Yes — arguably more than ever. Hybrid work has become the default for knowledge workers, not a temporary adjustment. The underlying supply problem (empty daytime restaurant seats) and the demand problem (workers needing affordable alternatives to home or expensive coworking) have both intensified since 2018. The model is most viable in high-density urban markets with strong remote work cultures.

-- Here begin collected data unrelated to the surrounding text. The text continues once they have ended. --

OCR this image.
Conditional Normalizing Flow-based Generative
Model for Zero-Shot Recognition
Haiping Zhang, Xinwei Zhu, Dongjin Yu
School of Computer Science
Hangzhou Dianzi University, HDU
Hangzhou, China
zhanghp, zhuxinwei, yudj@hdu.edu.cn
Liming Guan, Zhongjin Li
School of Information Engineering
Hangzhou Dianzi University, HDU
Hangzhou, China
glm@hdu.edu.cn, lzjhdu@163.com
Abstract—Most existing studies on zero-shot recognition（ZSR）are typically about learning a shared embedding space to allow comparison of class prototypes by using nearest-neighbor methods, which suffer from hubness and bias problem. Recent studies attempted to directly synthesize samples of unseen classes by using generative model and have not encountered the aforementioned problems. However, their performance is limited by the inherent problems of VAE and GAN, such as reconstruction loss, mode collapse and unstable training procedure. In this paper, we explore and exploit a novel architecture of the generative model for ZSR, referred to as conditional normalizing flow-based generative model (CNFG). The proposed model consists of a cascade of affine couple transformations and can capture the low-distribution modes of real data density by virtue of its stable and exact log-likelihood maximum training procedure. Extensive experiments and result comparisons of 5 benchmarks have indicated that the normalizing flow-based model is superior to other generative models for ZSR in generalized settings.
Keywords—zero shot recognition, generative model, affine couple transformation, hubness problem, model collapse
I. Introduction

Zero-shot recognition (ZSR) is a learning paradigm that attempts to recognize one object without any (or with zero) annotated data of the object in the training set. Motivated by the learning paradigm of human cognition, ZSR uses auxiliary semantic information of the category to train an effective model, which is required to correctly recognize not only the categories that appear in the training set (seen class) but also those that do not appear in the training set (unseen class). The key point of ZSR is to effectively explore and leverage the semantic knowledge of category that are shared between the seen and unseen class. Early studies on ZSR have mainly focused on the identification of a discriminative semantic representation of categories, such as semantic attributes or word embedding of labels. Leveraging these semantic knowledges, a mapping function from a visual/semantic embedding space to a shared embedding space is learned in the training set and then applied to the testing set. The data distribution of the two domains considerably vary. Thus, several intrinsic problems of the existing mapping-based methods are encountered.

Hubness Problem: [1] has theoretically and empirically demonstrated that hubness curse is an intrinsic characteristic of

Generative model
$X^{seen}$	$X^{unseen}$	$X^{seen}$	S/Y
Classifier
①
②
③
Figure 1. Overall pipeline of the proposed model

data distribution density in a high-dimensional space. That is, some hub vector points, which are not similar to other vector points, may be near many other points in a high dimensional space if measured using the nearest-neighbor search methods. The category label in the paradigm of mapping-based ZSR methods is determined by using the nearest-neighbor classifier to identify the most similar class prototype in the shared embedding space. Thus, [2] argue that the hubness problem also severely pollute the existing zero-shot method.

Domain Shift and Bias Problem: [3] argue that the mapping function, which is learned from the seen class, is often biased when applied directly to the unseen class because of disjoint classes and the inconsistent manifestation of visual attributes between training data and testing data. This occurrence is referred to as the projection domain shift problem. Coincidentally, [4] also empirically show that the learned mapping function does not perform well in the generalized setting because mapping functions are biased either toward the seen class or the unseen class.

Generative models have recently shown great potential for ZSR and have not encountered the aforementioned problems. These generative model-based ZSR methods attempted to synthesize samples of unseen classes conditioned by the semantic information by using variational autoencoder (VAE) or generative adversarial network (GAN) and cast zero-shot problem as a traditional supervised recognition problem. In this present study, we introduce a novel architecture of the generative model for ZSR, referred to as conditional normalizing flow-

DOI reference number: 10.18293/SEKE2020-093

How is WorkChew different from WeWork?
WeWork leases office space long-term and sublets it at a markup — a capital-intensive model that depends on high occupancy rates. WorkChew owns no real estate and takes on no leases. It's a marketplace layer that connects existing underutilized restaurant and hotel space with workers who need it. The cost structure is fundamentally different, which is why WorkChew can charge $14.99 for a day pass instead of $350+ per month.
Can this model work outside the US?
The model is market-specific. It works best where three things overlap: high density of knowledge workers, a restaurant culture with significant daytime capacity, and limited affordable coworking alternatives. Cities in the UK, India, and parts of Southeast Asia fit this profile well. The main operational requirement is reliable in-venue Wi-Fi — which is not universal in all markets.
Sources
- Washington D.C. Economic Partnership — WorkChew founder interview
- Washington City Paper — WorkChew launch coverage
- Bisnow — $2.5M seed round announcement
- PRNewswire — Official seed round press release
- Nation's Restaurant News — HalfSmoke daily revenue data
The model WorkChew built answers a simple question: what do you do with space that already exists, costs money to maintain, and sits empty for six hours every weekday? The restaurant industry has been asking that question quietly for decades. WorkChew turned the answer into a fundable business. The more interesting question now is whether the next version of this — bars, gyms, hotel lobbies — is being built by someone who hasn't raised a round yet.